Unlike the French custom of celebrating with masked balls and parties, in England, "Special plays or masques were performed, which portrayed the passion of our Lord or final judgment. Clearly, this Shrovetide preparation for Lent included the confessing of sin and the reception of absolution; as such, Lent then would become a time for penance and renewal of faith," Father Saunders added.
The English custom of making pancakes on Shrove Tuesday comes from the need to use up fat, eggs and dairy products before fasting and abstinence begins. In the early Church, abstinence included all forms of meat and animal products so that included milk, cheese and eggs, which might explain why Easter was celebrated with decorated eggs and fresh breads. Father Saunders explained that the Easter egg symbolized the resurrection, "just as a little chick pecks its way out from the egg shell to emerge to new life, so Christ emerged from the tomb to new and everlasting life."
Since carnival begins on the Epiphany, a king cake is traditionally served. The Epiphany celebrates the Magi (three kings) bringing gifts to the newborn king (Jesus). According to the Archdiocese of New Orleans, the king cake tradition was brought to New Orleans from France in 1870. It is shaped like a crown and decorated in the royal colors of purple, green and gold, which are the same colors of Mardi Gras.
"In the past such things as coins, beans, pecans or peas were also hidden in each king cake. Today, a tiny plastic baby is the common prize. Each person looks to see if their piece contains the 'baby.' If so, then that person is named 'king' for a day and bound by custom to host the next party and provide the king cake."
The purple stands for myrrh, green is for frankincense and gold is for gold — the gifts the Wise Men gave Jesus; gifts for a king, explained Msgr. Owen Campion of Our Sunday Visitor.

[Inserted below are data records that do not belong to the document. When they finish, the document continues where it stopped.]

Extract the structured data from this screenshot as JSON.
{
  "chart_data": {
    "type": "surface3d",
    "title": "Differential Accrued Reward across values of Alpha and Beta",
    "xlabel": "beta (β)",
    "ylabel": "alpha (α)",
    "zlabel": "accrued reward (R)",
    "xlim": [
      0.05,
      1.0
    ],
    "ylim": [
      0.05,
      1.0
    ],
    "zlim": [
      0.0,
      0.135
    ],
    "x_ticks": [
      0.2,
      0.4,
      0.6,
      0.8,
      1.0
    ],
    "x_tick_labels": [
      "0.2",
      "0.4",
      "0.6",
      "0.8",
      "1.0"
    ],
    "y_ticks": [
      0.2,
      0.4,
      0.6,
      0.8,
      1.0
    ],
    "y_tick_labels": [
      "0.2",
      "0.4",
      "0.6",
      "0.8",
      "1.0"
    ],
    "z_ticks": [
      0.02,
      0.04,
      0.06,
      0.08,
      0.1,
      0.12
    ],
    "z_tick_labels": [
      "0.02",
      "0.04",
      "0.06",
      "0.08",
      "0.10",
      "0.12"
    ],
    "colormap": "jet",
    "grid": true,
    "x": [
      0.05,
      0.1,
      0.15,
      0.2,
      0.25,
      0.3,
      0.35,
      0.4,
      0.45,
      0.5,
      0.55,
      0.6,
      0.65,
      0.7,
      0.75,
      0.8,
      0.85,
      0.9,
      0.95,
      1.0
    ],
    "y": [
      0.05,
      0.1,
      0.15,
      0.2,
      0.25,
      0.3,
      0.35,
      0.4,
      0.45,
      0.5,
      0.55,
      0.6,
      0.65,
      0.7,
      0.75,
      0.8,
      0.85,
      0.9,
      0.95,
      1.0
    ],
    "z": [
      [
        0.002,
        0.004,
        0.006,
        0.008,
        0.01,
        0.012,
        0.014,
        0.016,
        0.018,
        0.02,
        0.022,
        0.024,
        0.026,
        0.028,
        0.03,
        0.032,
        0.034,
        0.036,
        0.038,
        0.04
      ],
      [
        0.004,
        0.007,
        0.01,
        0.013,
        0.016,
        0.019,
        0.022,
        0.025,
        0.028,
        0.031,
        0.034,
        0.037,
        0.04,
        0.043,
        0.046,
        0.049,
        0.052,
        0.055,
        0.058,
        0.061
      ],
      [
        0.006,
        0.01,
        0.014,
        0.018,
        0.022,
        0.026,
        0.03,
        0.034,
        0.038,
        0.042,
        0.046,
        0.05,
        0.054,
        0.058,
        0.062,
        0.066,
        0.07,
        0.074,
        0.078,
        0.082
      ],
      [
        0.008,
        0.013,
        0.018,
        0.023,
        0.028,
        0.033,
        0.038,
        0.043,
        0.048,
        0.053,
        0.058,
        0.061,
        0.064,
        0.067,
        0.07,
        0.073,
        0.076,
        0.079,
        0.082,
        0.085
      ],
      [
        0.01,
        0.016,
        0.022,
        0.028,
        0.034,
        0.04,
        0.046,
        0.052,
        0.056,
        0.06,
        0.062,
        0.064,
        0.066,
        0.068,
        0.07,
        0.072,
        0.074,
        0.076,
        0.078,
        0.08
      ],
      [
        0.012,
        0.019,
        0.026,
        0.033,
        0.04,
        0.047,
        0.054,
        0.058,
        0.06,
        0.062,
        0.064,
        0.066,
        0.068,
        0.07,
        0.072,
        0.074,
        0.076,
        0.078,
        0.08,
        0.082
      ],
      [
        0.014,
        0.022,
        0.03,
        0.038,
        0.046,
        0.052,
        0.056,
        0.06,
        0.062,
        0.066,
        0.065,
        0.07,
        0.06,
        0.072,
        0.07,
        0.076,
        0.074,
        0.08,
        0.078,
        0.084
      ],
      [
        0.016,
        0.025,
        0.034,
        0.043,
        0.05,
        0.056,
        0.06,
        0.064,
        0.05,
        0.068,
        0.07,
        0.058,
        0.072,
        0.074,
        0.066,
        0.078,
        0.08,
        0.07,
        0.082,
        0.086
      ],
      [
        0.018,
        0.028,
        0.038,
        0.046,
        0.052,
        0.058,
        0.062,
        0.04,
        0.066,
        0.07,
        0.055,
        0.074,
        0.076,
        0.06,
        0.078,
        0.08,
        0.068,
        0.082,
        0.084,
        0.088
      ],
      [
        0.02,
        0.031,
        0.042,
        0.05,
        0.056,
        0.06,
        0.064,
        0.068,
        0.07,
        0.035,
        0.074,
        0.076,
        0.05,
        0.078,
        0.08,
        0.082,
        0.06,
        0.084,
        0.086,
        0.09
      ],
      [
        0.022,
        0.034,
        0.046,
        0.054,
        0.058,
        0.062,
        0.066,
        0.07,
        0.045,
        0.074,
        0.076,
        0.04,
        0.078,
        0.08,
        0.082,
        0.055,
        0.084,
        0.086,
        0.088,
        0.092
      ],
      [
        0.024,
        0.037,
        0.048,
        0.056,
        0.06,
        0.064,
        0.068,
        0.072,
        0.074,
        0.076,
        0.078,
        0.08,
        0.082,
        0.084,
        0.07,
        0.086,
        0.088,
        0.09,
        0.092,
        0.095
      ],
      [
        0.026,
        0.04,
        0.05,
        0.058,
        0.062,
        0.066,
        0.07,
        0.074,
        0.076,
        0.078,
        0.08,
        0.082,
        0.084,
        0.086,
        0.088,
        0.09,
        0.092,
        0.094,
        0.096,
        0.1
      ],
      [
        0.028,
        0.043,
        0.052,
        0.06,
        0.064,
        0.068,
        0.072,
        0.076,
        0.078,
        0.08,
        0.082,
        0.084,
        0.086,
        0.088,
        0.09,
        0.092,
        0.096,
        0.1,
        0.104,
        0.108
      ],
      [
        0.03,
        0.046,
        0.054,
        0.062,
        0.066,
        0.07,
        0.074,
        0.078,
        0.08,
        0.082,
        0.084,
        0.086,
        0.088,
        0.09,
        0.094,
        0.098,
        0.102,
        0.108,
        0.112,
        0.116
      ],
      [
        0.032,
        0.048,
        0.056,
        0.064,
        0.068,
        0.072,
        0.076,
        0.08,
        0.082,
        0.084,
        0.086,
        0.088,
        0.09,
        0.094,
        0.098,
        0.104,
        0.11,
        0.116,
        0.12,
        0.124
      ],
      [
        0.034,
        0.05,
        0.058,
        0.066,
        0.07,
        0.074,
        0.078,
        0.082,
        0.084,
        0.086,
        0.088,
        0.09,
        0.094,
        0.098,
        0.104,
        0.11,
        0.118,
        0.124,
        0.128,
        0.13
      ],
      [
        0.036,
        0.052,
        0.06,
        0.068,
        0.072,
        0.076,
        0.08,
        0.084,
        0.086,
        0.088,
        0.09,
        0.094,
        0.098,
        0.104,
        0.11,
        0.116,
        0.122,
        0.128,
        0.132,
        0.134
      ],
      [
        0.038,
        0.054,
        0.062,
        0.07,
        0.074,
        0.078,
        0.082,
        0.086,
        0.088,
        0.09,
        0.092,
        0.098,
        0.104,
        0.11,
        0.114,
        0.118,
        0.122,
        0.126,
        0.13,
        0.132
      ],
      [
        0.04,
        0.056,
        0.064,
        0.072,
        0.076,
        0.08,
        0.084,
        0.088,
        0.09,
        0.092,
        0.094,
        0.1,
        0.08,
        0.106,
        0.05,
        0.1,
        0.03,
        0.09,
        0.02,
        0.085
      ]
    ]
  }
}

While the COVID-19 pandemic has made traditional celebrations of Mardi Gras unsafe this year, we have the opportunity to discover the origin of these traditions, which is to "cast off things of the flesh and prepare spiritually for Lent."
Lots of Catholic websites offer recipes and ideas to help you celebrate Mardi Gras with your family at home. Teaching Catholic Kids offers several ideas for celebrating Mardi Gras as a family, which includes making your own masks, costumes and a king cake. Catholic Icing provides a recipe for Shrove Tuesday Pancakes and the "Bury the Alleluia" game while Catholic Cuisine has a recipe for Mardi Gras Beignets and Catholicism.com suggests Paczki Day pastries.